Now, when Trump is speaking extemporaneously, he rambles and repeats himself and uses odd phrasing and sentence fragments. That’s not a reading problem-- that’s a public speaking problem.
John Mace, functionally illiterate does not mean someone who can’t read.
It can be someone who won’t read because he’d need to wear glasses and he’s too vain to admit that he needs “old person glasses”.
It can be someone who hates reading, just won’t do it.
It can be that person who will read only a very limited selection of material; the stereotype is the guy who will only read the headlines in the sports section, but that’s just an example.
It can be someone who can read something out loud but who, if you ask them what did they read, can’t tell you if it was a recipe for salad or the lyrics for The Merry Widow.
It’s, in fact, someone who can read inasmuch as reading is a mechanical act, but who either chooses not to do it or does not absorb the information conveyed by the text they’ve read.
Nava: I’m just going by the definition in the OP. Maybe those other definitions would be interesting in a different thread, but here the OP is asking us:
And again, it is perfectly possible to be able to read fluently out loud without being functionally literate. It is perfectly possible to read fluently out loud without having the foggiest idea what is it you’re saying.
I have, in fact, read a text in Finnish out loud with (according to a Finn who was there) perfect fluency, pronunciation and enunciation, and without understanding a word. I’m reasonably sure the story involved a wolf and a cat, but that’s from the pictures. The only Finnish word I understand is “Suomi”.
It’s certainly possible that when Trump read his acceptance speech, he actually thought he was reading a recipe for Waldorf Salad. If you have some evidence of that, let’s see it. Otherwise, you are engaging in baseless speculation.
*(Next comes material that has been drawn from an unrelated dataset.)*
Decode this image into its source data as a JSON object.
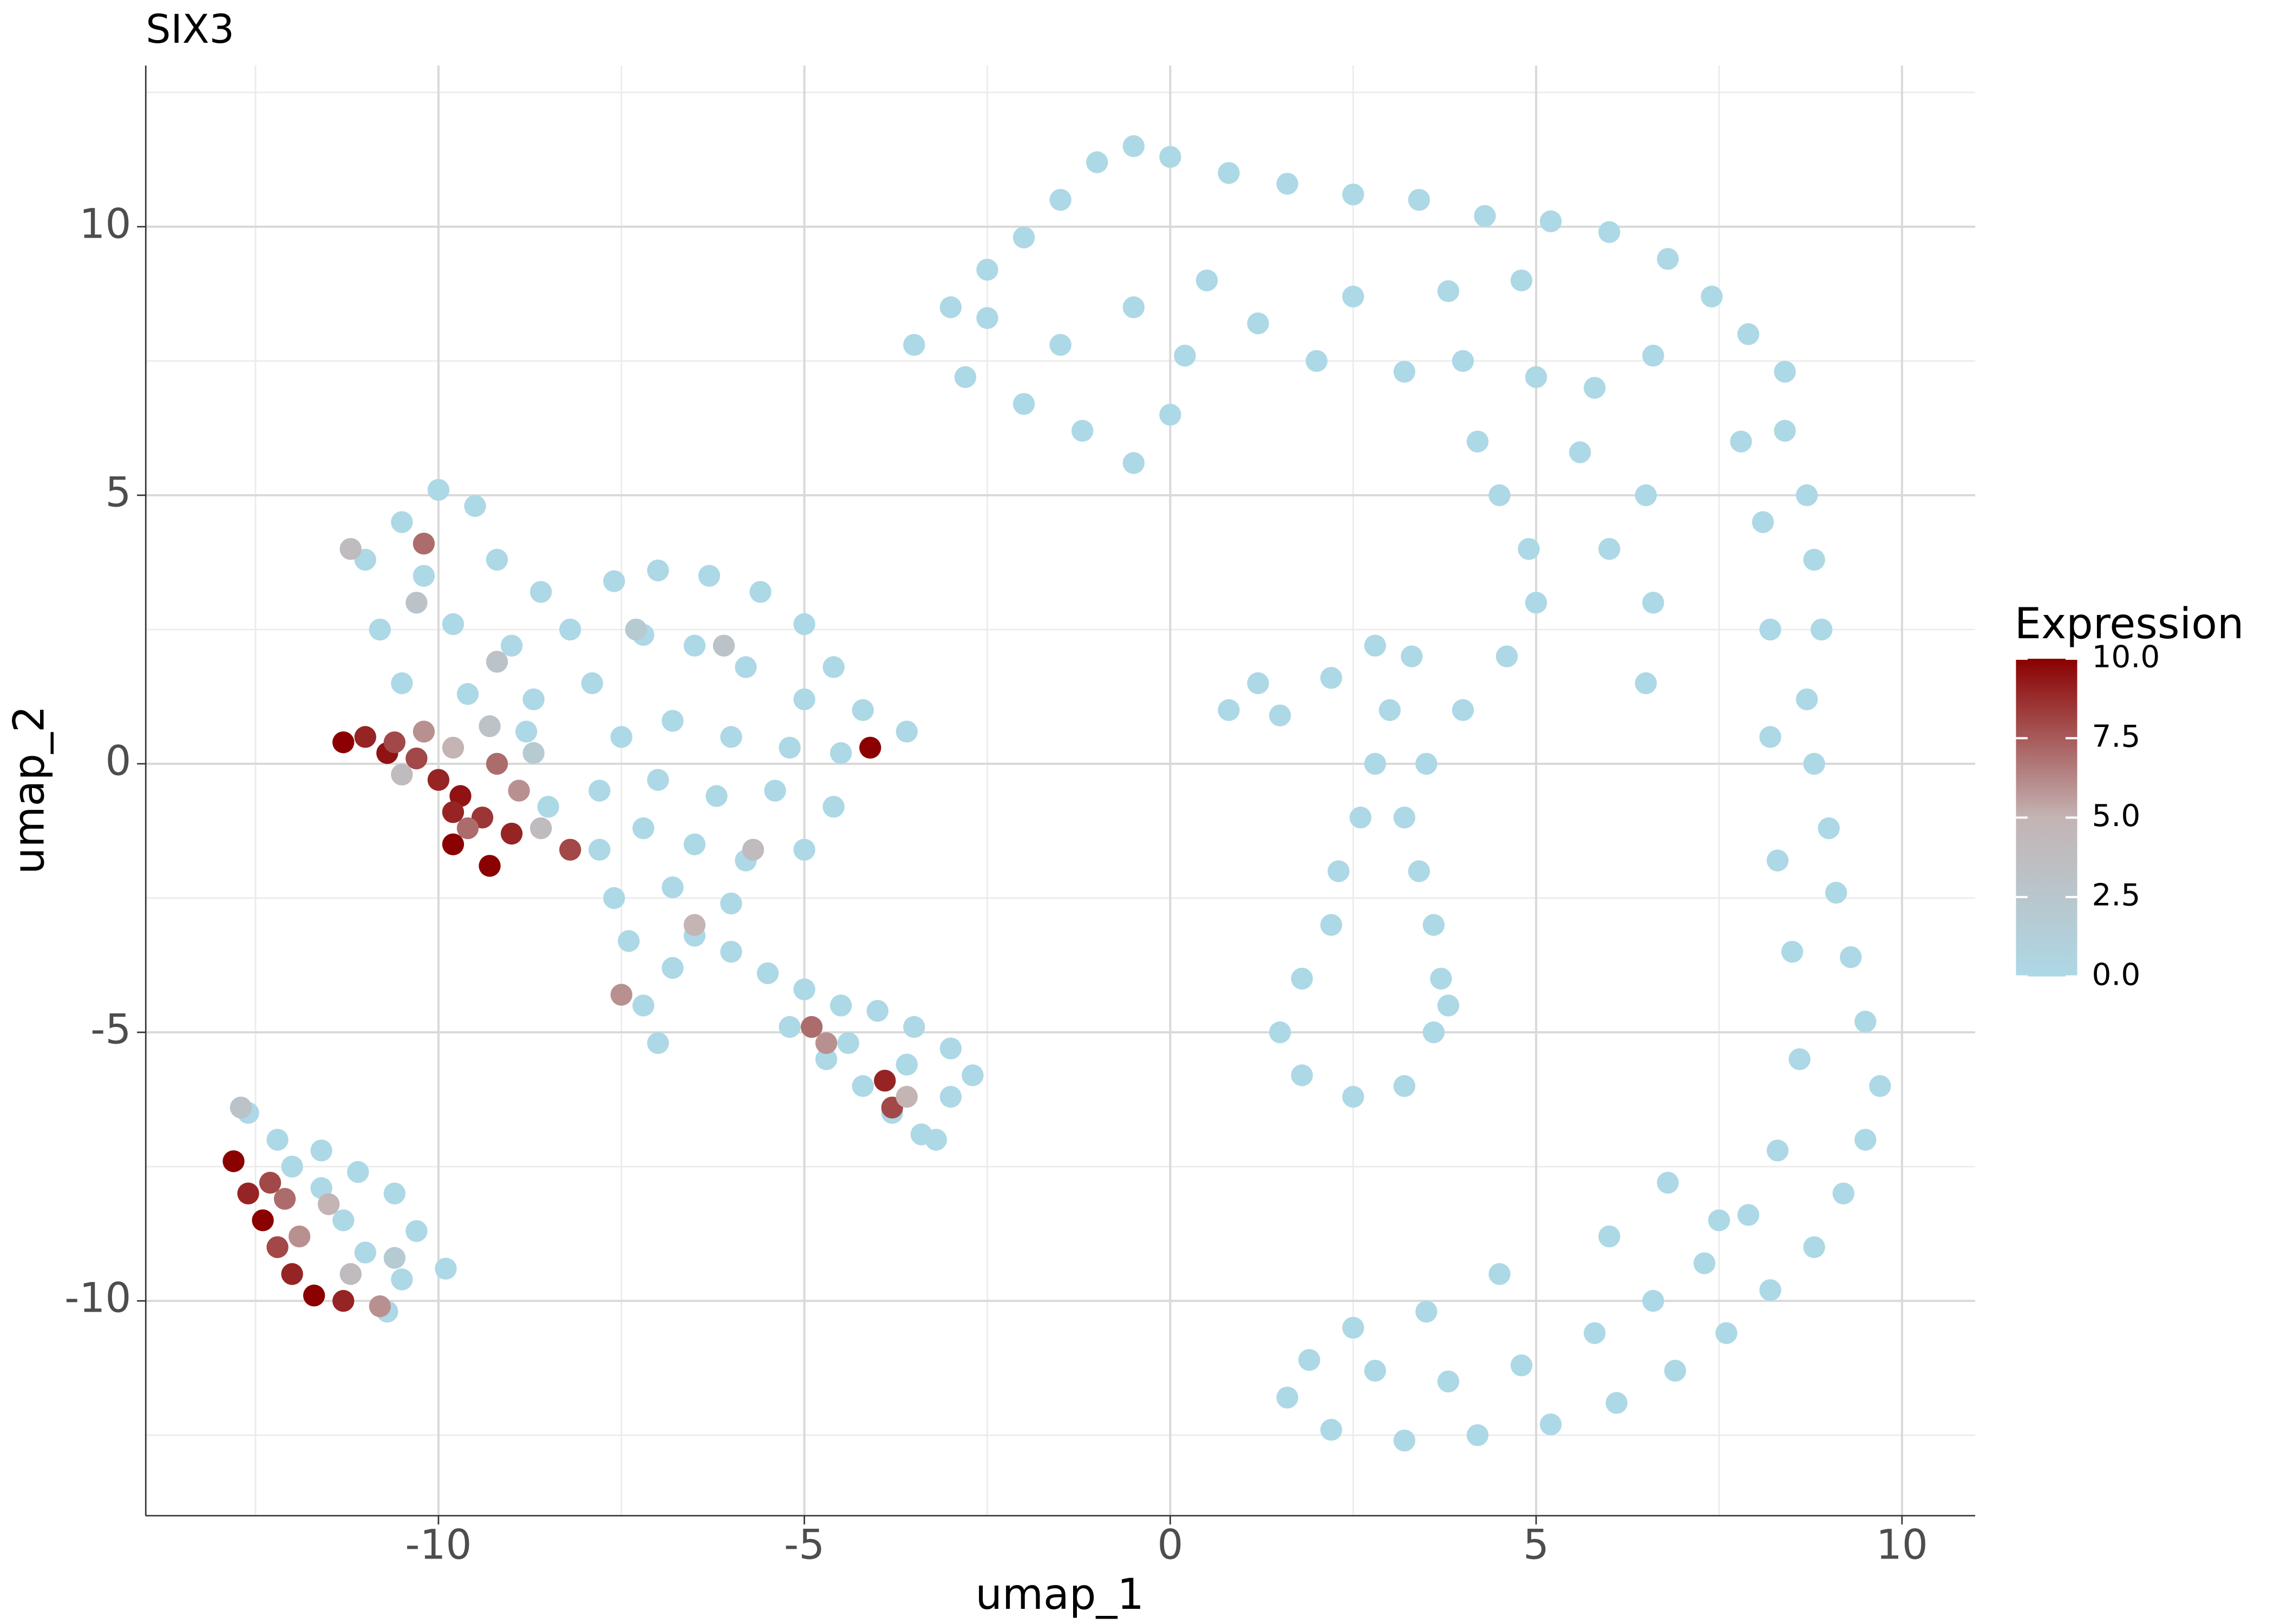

OTOH, he makes jokes about the content as he is reading it, so I think it’s plain as day that he knows exactly what he’s reading. But again, if you have some other evidence that proves otherwise, I’m happy to review it. Evidence, though, not speculation.
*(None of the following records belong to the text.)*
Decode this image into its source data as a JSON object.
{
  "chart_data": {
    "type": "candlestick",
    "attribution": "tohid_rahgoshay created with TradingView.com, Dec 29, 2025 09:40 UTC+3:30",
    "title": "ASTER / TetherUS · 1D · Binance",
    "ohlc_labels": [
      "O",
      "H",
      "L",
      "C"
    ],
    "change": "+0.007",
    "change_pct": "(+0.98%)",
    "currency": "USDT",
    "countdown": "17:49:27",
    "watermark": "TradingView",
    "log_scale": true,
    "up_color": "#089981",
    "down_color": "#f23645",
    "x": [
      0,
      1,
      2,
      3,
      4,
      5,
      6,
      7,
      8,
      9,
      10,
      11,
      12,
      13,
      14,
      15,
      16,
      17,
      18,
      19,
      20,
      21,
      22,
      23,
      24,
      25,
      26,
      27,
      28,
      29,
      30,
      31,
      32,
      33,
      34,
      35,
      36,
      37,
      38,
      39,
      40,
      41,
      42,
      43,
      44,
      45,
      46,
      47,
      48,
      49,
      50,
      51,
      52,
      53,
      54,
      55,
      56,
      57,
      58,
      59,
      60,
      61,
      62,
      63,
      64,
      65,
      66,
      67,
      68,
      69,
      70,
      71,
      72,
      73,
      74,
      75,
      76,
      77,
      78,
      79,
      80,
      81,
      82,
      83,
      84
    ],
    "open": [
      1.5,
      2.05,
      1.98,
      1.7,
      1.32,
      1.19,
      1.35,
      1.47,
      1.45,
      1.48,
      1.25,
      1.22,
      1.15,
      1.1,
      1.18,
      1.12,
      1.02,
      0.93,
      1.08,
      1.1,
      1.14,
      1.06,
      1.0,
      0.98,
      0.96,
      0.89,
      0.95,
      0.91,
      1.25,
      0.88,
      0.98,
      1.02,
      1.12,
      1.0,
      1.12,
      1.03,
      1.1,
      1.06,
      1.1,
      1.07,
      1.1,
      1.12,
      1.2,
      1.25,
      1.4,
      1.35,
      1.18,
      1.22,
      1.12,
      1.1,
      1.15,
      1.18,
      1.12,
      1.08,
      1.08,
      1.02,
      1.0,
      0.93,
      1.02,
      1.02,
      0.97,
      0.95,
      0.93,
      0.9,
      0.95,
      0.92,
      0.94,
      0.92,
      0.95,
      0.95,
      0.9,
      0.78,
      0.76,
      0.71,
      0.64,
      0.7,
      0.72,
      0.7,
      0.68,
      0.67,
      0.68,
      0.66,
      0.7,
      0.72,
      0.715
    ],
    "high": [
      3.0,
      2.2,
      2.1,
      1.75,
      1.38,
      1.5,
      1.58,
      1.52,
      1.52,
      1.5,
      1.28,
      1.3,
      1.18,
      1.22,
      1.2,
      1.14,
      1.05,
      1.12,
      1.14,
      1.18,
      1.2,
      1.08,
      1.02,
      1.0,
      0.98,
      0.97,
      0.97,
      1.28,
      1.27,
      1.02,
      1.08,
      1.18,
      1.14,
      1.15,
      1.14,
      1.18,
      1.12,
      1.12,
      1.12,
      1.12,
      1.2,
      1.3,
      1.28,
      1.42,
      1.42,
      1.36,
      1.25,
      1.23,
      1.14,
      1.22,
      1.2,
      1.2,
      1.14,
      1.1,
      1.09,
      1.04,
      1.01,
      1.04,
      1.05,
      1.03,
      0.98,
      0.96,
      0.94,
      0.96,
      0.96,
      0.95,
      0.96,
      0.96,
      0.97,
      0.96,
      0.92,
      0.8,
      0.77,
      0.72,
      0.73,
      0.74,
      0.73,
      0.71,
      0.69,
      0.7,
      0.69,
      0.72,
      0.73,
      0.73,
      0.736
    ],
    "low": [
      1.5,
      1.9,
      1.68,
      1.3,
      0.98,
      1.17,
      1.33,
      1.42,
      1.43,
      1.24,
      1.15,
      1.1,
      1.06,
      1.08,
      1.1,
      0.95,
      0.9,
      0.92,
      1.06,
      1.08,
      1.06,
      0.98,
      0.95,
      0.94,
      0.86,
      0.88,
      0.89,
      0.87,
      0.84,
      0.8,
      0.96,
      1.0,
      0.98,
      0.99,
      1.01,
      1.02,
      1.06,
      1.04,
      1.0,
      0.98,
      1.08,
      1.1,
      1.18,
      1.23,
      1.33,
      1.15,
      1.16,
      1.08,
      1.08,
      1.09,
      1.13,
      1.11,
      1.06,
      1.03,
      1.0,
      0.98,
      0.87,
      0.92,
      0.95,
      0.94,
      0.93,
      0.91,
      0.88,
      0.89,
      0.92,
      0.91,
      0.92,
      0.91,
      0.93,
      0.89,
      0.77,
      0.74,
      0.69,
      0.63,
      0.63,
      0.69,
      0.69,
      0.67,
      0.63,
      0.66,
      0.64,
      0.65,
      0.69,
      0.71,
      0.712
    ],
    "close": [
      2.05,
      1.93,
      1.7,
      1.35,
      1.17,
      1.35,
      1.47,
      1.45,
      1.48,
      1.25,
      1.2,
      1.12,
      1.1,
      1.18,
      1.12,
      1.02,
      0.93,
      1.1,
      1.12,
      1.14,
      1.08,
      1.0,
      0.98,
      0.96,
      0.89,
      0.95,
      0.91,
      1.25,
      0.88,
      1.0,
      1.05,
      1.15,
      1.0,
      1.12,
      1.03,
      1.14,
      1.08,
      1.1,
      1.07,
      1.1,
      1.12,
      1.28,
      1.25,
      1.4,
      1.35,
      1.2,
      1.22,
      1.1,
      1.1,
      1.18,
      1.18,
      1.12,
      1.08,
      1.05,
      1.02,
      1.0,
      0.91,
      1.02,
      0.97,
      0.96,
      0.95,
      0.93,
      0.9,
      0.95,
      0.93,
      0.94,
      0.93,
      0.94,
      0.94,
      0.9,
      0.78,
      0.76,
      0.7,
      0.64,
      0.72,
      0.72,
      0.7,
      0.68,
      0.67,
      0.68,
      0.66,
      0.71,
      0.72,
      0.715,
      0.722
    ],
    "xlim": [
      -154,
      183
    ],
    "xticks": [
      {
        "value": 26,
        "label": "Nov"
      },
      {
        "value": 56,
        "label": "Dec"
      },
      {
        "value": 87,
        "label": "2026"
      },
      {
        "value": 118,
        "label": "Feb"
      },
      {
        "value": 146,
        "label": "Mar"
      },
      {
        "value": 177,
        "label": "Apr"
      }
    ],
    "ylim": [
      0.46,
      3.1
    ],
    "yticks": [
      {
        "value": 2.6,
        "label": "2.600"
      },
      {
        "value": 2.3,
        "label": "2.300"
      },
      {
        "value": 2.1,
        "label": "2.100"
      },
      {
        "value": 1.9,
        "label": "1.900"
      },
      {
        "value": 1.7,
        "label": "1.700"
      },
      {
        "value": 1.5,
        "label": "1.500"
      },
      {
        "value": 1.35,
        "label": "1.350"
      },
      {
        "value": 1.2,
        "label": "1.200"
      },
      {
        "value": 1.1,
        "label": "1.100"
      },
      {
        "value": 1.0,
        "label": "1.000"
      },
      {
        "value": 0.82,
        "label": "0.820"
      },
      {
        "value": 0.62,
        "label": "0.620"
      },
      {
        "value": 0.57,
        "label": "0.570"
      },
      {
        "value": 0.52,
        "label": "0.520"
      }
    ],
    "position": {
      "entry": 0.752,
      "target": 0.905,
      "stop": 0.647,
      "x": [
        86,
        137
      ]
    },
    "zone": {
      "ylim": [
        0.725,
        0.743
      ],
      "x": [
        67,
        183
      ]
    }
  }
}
Out of 19 major party candidates only one had the ability to look at the entire electorate and see a large and vast group of very frustrated and ignored voters who were fed up with politics as usual and the failure of the political elite. Then this one candidate defeated all the others. I am sure many here will call his methods unorthodox and unusual, and perhaps ugly but none the less he succeeded.
I would say there is a level of brilliance there that the entire other 18 candidates, plus the press, plus the political elite did not have and never saw coming.
Funny thing to me is last spring and summer it was all right there on TV for everyone to see. Fox and MSNBC were carrying his speeches from start to finish. No one could see that he was carrying the crowds and hitting a nerve with a large portion of the voters ? I would say the fools are the ones who did not.
Re: Reading text out loud vs. understanding such text.
Many of us can read a foreign language text out loud but have little idea what it says. I took a smattering of Russian in university. At that time I could read out Russian texts. But my comprehension level was very low unless it was designed for beginners. A few years latter I’d still be able to read it out loud and understand even less.
Being able to read a speech off a teleprompter means zip in terms of literacy, language comprehension, etc.
You know who else tapped into fear and anger in the populace via lies, scapegoating of minorities and a promise to restore the country to a mythical level of greatness, and rode that into power?
Several people throughout history, actually. And it rarely turned out well for the country in the end.
But to repeat my view above: Trump can clearly read. He just appears to prefer not to. Which is still a concern, particularly when it involves being briefed on information he needs to do his job.